Neuroscience studies lead graduate to oral surgeon office

Kyrstin Gee '18 focuses her strengths and interests as she gains valuable credentials for medical fields in a job she loves

November 19, 2020
Mark Tarnacki
Staff Writer

All of her young life growing up outside Chicago and later in high school attending a Maine boarding school as a top alpine ski racer, Kyrstin Gee ’18 felt drawn to the medical sciences in a general way, though she lacked a precise vision of what that might look like for her as a post-college career, even as she studied first chemistry and then neuroscience as her Saint Michael’s majors.

Kyrstin Gee

Kyrstin Gee ’18 wears head-covering like this as do other professionals in the Colchester oral surgery practice where she is gaining valuable experience.

Today Gee says she is grateful for a “total whim” in her extensive job-application process as a senior in 2018 that led her to apply “as a long-shot” for a position right across Route 15 from campus in the Fanny Allen complex offices of Vermont Center for Dental and Maxillofacial Surgery. Her work there for the past two years as surgical assistant and implant coordinator has been an education and inspiration, she says, helping her focus her strengths and interests.

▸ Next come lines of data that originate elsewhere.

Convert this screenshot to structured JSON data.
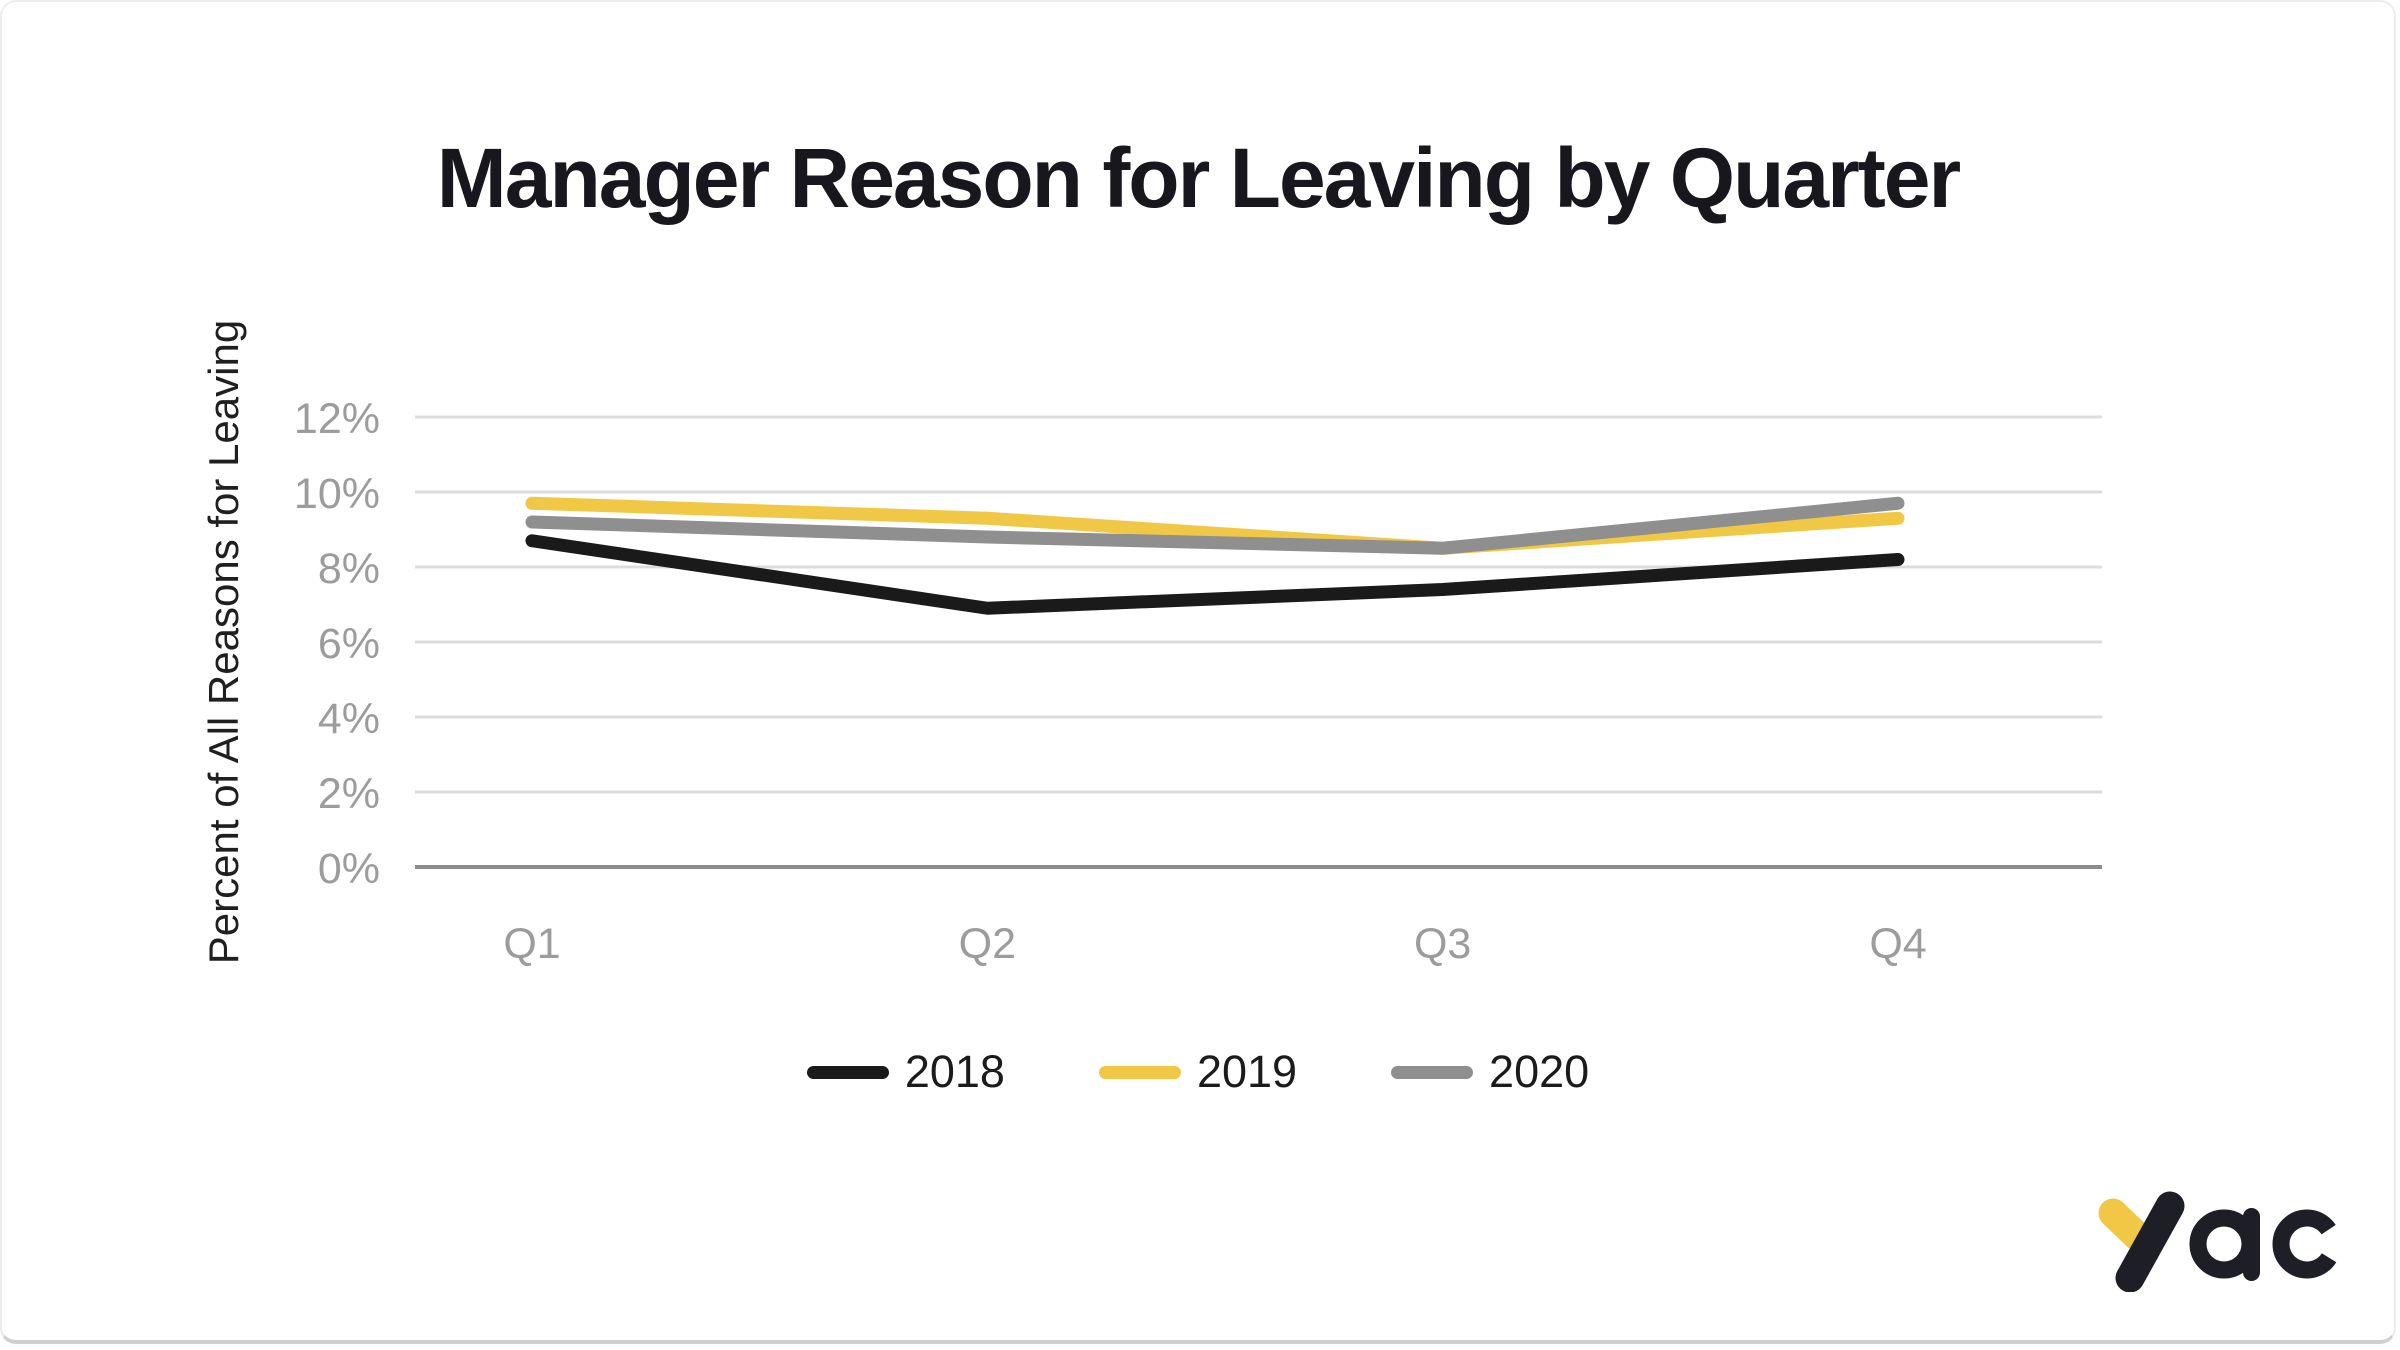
{
  "chart_data": {
    "type": "line",
    "title": "Manager Reason for Leaving by Quarter",
    "xlabel": "",
    "ylabel": "Percent of All Reasons for Leaving",
    "categories": [
      "Q1",
      "Q2",
      "Q3",
      "Q4"
    ],
    "series": [
      {
        "name": "2018",
        "color": "#1a1a1a",
        "values": [
          8.7,
          6.9,
          7.4,
          8.2
        ]
      },
      {
        "name": "2019",
        "color": "#f0c845",
        "values": [
          9.7,
          9.3,
          8.5,
          9.3
        ]
      },
      {
        "name": "2020",
        "color": "#8f8f8f",
        "values": [
          9.2,
          8.8,
          8.5,
          9.7
        ]
      }
    ],
    "ylim": [
      0,
      12
    ],
    "yticks": [
      0,
      2,
      4,
      6,
      8,
      10,
      12
    ],
    "ytick_labels": [
      "0%",
      "2%",
      "4%",
      "6%",
      "8%",
      "10%",
      "12%"
    ],
    "grid": "horizontal",
    "legend_position": "bottom",
    "colors": {
      "gridline": "#dcdcdc",
      "zero_line": "#8c8c8c",
      "tick_label": "#9c9c9c",
      "title_text": "#17171d",
      "axis_label_text": "#1f1f1f",
      "legend_text": "#1b1b1b"
    }
  },
  "logo": {
    "text": "yac",
    "brand_yellow": "#f0c845",
    "brand_dark": "#1e1e26"
  }
}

“I definitely now see myself being hands-on inpatient care and definitely want to be involved face-to-face working with patients since I love working with people, and in particular working with kids,” said Gee, who is in no real hurry to take whatever her next career step might be since she enjoys her present work so much. “I know now that I don’t’ want to be a person behind the desk.”

Gee feels that her optimistic and upbeat social personality is a strength in a medical setting, and is something that the friendly and supportive close community culture at Saint Michael’s nurtured, pointing to the many ways that a college career can prepare a person for later life well beyond just academics.

“I had some really great teachers at St. Mike’s who encouraged me to be self-sufficient and go after what I want, even if something feels like a reach,” said Gee, who mentioned one mentor in particular, biology Professor Ruth Fabian-Fine. “I did research with her on spiders with a group, and we had a very close relationship – she was super encouraging, which was a theme with all my teachers at Saint Michael’s. Everyone there wants you to try your best and roots for you, so I feel like I have a giant cheerleader squad!” Her work with Fabian-Fine included having a manuscript published in a scientific journal along with other research students on their work – “so I had another great thing added to my resume – published medical literature, which is an incredible thing for an undergraduate to be able to do.”

Gee said she was motivated to find work in the area since her boyfriend, also a Saint Michael’s graduate, remains in the area and they share a residence locally with other fellow alumni. Also, Gee’s brother, James, is a senior in the Class of 2021 at Saint Michael’s, and has similar interests in possible medical careers. She said their proximity to one another is especially nice for her since they shared one year as students together at Saint Michael’s, giving them a chance to grow closer after spending their teen years apart at different boarding schools.

“I advise him to learn from experience and see where it takes you; for myself, I was worried about committing to something I wasn’t prepared for since in graduate school you have to pick a specialty and I was afraid I was going to pick something and then hate it a few years into it – so I thought I’d put my feet somewhere to experience dealing with medical things to see what I liked and didn’t like … and when I gave this advice to my brother, it made sense to him, too.”

An added benefit for Gee of working at the oral surgeon office has been the specialized training she has been able to attain at no additional personal cost. “I got my phlebotomy license and now can do IV’s and take blood, and I got my radiology license through them as well so I can take X-rays and review radiographs. They send us to classes to make sure we know what we’re doing here when we get involved with patients.” She also just was certified for dental anesthesia.CAreer

Gee said the Saint Michael’s Career Education Center was a great resource for her as she began her job hunt. “I met with Tim Birmingham from the Center and we chatted about what sort of things I was interested in – physician’s assistant, or maybe nursing – and the conversation was super helpful, but then the pandemic happened and led me to take another path. At the time it was a great resource to bounce ideas off him,” she said.

Also beyond the classroom, Gee said her experience with skiing at Saint Michael’s also helped her learn more about herself and her interests. Her first two years, she skied for the College varsity alpine team, but for her last two years she wanted to focus more on her studies, and so left the team, though finding time still to teach and coach youth skiers at local high schools and Smuggler’s Notch, which made her realize how much she loves working with kids.

“I think society puts a lot of pressure on people to choose a career too early sometimes, especially college students — but a lot of life just comes from experience, and you don’t know how you’re going to react or feel with something until you get some experience in some area you think you’d like to be in,” Gee said. “So I’d advise students who are thinking about jobs and careers to test the waters, but don’t feel you have to commit at this point, because we’re young and have lots of time.”